【故事成語】
悪に従うは崩るるが如し
【読み方】
あくにしたがうはくずるるがごとし
【意味】
悪い行いのほうへ流れることはきわめてたやすく、ひとたび身を任せると転落は早いということ。


【英語】
・doing good is like a hard climb, doing evil is like an easy fall(善は登るようにむずかしく、悪は落ちるようにたやすい)
・It is easier to do wrong than to do right.(正しいことより悪いことのほうがしやすい)
【類義語】
・朱に交われば赤くなる(しゅにまじわればあかくなる)
・悪事千里を走る(あくじせんりをはしる)
【対義語】
・善に従うは登るが如し(ぜんにしたがうはのぼるがごとし)
・積善の家には余慶あり(しゃくぜんのいえにはよけいあり)
・徳は孤ならず必ず隣あり(とくはこならずかならずとなりあり)
「悪に従うは崩るるが如し」の故事
この故事成語は、もともと「善に従うは登るが如く、悪に従うは崩るるが如し」という対の形で伝わる言葉の後ろ半分です。日本語では後ろ半分だけを取り出して、悪へ流れるたやすさを強く言う形でも使われます。
元になった言葉は、中国の古典『国語(こくご)』の「周語下」に出てきます。そこではこの句がすでに《諺》として引かれており、当時から広く知られた言いならわしだったことが分かります。
話の背景には、周の王室が長く乱れ、国を立て直すことがきわめて難しくなっていた事情があります。成周を支え直そうとする動きが起こりますが、それが本当に可能かどうかが重く問われる場面でした。
その中で、衛の大夫の彪傒が周に来て、単穆公に向かって意見を述べます。そこで引いたのが「善に従うは登るが如く、悪に従うは崩るるが如し」という古い言葉でした。
「登る」は、善へ向かう道が山登りのように一歩ずつで、時間も力も要ることをたとえています。これに対して「崩るる」は、悪へ傾くと、山崩れのように速く大きく落ちていくことを表しています。
『国語』の本文は、この言葉のあとに、夏・殷・周の盛衰を続けて挙げます。善いはたらきで国が興るには長い世代の積み重ねが必要なのに、乱れによる滅びは思いのほか早いという考えを、歴代の例によって示しているのです。

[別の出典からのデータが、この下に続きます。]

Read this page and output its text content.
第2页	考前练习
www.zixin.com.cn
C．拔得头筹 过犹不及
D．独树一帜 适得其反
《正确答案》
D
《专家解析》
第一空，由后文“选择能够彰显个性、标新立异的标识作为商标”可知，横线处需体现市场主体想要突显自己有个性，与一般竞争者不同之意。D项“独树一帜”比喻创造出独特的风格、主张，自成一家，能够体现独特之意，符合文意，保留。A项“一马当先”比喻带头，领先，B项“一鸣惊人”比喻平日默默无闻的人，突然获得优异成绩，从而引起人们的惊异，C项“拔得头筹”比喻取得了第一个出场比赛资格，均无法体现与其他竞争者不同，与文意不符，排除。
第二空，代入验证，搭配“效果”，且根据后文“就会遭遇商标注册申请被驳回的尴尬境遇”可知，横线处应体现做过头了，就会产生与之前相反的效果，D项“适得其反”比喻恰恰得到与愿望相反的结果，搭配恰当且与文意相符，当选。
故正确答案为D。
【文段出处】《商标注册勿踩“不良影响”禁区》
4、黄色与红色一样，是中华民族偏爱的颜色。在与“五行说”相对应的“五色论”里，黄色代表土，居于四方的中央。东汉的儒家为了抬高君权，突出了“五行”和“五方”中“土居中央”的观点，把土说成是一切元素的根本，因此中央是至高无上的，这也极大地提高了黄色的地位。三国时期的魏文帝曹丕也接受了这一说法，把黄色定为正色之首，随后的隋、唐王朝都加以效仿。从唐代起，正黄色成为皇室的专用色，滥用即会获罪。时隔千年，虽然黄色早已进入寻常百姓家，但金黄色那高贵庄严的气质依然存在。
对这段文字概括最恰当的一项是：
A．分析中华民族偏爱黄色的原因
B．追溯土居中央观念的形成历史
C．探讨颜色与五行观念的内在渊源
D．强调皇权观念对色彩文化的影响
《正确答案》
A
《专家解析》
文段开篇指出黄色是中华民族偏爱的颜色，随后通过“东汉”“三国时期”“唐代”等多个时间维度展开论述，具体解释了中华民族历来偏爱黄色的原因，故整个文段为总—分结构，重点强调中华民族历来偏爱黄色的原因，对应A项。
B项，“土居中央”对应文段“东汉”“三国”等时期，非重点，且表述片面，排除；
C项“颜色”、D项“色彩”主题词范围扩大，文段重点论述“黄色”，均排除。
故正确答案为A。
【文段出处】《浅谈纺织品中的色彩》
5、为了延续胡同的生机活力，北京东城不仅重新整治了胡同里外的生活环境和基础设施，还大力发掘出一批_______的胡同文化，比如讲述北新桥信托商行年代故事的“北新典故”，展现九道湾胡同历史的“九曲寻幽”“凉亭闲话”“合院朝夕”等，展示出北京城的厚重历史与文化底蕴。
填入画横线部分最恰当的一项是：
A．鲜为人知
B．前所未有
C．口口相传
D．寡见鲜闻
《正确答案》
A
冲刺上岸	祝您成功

この句は、後の時代にもくり返し引かれました。『三国志(さんごくし)』の張紘伝では、張紘が孫権に残した文章の中でこの言葉を引き、人は難しい善よりも、楽で迎合しやすい悪へ流れやすいと説いています。
さらに、後の教訓書にも「從善如登、從惡如崩」の形で受けつがれます。長く読み継がれる中で、善を積む難しさと、悪へ落ちる速さを言う代表的な言い方になっていきました。
日本語の「悪に従うは崩るるが如し」は、この対句の後半を取り出した形です。前半を省いても意味が通るのは、「悪へ流れるのはたやすい」という教えが、それだけ強く心に残るからです。
そのため、この故事成語は、ただ悪を責めるだけの言葉ではありません。ずる、うそ、ごまかしのように、楽だからと選びたくなる行いほど足もとを崩しやすいと戒める、古くて今も鋭い教えとして受け止められています。
「悪に従うは崩るるが如し」の使い方




「悪に従うは崩るるが如し」の例文
- テスト前に答えを見たくなったとき、悪に従うは崩るるが如しという言葉を思い出して手を止めた。
- 小さなうそでその場を逃れようとしたが、悪に従うは崩るるが如しと思い、父に本当のことを話した。
- 友だちの悪口に合わせて笑うのは、悪に従うは崩るるが如しのたとえどおり、あっという間に心が乱れる。
- 係の仕事をさぼって人任せにすると、悪に従うは崩るるが如しで、学級全体の空気までゆるむ。
- 会社でも、経費のごまかしは悪に従うは崩るるが如しで、一度許すと次の不正につながりやすい。
- 社会の決まりを軽く破る態度が広がるのは、悪に従うは崩るるが如しという教えを思わせる。